The Ninjabot

Williams and Blackman Leave “Batwoman” Over Conflict with DC

Posted on September 5, 2013 at 8:59 am by Tyler Waterman

Batwoman has long been on of DC’s finest books, not just within the Bat-family, but within the entire New 52 lineup. Edgy, exceptionally unique, and always gripping, writer J.H. Williams III’s stories defined one of the most individual characters to ever wear the mantle, and W. Haden Blackman’s art reinforced that with every panel. Fans of the book never knew what to expect, other than buckets of loved poured into it from this creative team.

As of today, we say goodbye to that team. Citing a continuing conflict with DC Editorial, both talents have announced they have left the title, with their final issue being December’s Batwoman #26.

“Unfortunately, in recent months, DC has asked us to alter or completely discard many long-standing storylines in ways that we feel compromise the character and the series,” read a statement from both creators on each of their websites. “We were told to ditch plans for Killer Croc’s origins; forced to drastically alter the original ending of our current arc, which would have defined Batwoman’s heroic future in bold new ways; and, most crushingly, prohibited from ever showing Kate and Maggie actually getting married. All of these editorial decisions came at the last minute, and always after a year or more of planning and plotting on our end.”

As sad as I am to see them go, I find it hard to blame them. While no creator wants to have their long-term plans upended, this book in particular relied very heavily on subtle story hints and detailed character developments that were essential to understanding the story and driving it forward.
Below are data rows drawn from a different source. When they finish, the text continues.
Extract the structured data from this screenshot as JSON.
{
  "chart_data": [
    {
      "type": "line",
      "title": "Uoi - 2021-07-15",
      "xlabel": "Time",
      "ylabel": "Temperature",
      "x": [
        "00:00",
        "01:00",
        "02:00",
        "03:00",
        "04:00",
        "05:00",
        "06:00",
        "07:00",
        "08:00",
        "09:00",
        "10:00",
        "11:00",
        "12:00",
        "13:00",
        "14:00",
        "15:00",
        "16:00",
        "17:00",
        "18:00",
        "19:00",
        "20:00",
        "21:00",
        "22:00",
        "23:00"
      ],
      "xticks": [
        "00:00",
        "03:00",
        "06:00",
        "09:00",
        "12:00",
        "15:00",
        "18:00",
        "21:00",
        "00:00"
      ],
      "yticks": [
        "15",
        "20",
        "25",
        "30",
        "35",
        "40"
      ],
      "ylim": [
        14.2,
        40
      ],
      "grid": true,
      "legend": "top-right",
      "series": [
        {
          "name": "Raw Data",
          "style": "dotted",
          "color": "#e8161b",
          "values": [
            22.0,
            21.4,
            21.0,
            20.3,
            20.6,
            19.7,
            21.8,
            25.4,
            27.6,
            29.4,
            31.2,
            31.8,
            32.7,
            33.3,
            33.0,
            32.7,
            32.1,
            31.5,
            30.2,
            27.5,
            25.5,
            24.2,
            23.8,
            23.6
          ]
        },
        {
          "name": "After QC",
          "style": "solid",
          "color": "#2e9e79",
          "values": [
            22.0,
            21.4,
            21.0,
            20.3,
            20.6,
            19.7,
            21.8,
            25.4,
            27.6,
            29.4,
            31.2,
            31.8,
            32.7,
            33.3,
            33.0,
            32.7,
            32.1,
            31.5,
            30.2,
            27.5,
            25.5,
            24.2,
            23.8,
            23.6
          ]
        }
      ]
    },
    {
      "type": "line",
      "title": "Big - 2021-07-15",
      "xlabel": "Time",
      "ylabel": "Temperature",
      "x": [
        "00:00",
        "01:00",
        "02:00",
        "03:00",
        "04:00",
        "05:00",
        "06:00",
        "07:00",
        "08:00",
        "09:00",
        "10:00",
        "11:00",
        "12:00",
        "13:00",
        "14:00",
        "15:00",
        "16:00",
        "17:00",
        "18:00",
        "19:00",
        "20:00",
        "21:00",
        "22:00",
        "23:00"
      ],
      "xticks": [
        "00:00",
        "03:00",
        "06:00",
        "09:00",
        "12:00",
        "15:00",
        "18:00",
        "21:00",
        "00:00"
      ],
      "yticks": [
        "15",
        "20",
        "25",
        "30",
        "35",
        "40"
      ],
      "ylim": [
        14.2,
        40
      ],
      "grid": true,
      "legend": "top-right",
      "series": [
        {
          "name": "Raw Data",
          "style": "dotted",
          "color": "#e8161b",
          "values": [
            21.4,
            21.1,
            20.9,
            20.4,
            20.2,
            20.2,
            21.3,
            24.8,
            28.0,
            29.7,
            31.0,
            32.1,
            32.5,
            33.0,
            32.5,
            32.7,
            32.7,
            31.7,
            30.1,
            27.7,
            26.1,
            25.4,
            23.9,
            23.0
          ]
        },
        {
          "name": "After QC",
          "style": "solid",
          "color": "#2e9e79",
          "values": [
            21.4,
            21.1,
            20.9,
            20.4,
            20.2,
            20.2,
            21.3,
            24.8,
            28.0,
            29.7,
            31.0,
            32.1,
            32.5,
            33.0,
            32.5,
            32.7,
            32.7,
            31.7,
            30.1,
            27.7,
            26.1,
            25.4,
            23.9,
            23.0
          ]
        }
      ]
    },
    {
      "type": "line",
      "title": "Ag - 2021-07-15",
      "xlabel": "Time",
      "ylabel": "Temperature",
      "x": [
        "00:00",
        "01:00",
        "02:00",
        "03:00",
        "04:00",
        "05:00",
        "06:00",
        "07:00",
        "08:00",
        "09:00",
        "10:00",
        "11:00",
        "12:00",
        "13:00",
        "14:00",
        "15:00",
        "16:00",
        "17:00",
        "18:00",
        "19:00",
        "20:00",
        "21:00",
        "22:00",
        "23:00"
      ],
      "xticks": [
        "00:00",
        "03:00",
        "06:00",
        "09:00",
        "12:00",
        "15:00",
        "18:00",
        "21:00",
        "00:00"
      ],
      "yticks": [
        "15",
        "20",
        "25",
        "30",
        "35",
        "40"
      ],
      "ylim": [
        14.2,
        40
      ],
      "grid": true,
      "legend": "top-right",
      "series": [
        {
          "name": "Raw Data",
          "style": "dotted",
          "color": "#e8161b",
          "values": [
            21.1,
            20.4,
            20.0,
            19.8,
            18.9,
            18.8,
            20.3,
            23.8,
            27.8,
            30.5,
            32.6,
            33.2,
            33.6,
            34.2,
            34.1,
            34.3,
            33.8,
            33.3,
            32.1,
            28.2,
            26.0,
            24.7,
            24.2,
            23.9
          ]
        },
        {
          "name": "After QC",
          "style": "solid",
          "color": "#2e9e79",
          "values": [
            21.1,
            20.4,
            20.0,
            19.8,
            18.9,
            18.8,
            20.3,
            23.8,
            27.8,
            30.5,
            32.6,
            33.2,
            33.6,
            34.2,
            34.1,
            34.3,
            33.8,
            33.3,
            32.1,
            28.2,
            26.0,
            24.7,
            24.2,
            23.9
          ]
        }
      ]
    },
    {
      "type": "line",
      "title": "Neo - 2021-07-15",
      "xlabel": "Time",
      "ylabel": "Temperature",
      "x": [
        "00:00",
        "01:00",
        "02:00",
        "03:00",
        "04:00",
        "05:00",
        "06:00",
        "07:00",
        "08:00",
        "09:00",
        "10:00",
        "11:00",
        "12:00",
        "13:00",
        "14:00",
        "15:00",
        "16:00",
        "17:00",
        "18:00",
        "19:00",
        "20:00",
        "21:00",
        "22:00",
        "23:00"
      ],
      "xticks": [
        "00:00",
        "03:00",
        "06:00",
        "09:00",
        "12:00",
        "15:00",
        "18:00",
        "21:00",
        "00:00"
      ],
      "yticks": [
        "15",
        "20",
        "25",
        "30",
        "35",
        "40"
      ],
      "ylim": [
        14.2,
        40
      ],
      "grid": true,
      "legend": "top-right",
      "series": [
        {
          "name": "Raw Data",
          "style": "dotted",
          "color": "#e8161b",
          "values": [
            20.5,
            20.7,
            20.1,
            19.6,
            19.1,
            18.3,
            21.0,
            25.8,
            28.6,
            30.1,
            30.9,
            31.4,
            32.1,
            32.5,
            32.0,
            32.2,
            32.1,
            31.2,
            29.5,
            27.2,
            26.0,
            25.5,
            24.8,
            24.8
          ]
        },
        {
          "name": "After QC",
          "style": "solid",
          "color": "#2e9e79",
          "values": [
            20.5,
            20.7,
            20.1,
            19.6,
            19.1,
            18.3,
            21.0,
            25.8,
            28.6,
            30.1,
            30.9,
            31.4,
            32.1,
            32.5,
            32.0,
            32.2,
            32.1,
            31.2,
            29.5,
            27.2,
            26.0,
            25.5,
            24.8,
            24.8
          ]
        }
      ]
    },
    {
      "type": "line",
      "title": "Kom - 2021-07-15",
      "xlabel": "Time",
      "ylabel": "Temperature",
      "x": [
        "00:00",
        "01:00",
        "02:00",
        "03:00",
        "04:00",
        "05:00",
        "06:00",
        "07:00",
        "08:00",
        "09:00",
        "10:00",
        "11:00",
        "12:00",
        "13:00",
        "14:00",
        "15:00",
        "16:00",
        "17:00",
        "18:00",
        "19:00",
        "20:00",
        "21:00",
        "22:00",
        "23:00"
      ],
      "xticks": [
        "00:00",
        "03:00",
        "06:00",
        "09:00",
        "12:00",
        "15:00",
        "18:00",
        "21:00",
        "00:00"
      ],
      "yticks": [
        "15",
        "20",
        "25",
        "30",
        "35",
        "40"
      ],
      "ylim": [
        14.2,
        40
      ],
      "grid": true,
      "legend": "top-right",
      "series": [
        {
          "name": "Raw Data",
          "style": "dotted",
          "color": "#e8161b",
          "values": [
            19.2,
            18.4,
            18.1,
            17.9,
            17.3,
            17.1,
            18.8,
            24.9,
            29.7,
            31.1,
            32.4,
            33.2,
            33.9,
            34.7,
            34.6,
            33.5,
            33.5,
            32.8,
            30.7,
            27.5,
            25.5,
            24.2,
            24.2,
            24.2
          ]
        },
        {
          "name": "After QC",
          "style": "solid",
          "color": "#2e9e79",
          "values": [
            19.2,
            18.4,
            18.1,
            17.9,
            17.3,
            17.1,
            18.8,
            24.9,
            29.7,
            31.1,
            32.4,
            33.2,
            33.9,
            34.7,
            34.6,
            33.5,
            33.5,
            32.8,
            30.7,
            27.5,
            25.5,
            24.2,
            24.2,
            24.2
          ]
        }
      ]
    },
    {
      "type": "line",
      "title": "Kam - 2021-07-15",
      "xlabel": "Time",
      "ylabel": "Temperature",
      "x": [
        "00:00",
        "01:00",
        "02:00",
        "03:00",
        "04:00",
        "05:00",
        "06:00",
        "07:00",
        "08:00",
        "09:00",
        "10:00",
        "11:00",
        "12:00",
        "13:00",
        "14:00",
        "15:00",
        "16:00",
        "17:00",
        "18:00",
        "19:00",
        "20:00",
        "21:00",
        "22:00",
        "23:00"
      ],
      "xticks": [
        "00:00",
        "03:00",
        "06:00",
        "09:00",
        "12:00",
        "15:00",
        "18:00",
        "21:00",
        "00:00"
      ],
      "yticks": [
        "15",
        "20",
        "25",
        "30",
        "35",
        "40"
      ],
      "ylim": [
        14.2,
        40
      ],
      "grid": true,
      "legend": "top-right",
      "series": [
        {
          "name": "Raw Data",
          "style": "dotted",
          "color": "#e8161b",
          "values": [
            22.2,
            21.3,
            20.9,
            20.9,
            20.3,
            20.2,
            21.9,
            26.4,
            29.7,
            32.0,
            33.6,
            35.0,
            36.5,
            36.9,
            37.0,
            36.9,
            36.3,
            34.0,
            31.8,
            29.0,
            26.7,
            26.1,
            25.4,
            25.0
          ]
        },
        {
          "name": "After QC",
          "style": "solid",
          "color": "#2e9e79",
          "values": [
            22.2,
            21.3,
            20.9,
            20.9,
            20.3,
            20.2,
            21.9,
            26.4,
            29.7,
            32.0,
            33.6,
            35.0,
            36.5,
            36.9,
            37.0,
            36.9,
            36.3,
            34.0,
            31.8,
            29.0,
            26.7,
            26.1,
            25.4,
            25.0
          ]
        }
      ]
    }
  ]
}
Having read every issue, I can’t imagine how difficult it must have been to try and adjust or outright abandon the plot devices they were so carefully cultivating.

Perhaps the bigger issue here is the obviously controversial decision not to depict the wedding of Kate and Maggie. While Williams made a point of saying that DC’s stance wasn’t anti-gay marriage (see below), it’s hard to blame the folks who are jumping to that conclusion. Considering both the commercial success and public support Marvel received after the announcement and depiction of Northstar’s marriage to his boyfriend Kyle in Astonishing X-Men, DC’s desire to avoid a similar idea seems strange. It’s particularly disappointing considering Batwoman did such a fantastic job of depicting homosexuality in a comics, where so many other books do not.

More information will certainly come out, but out of the gate, this looks like another black eye for DC’s management decisions, and if nothing else is a huge loss for comic fans everywhere.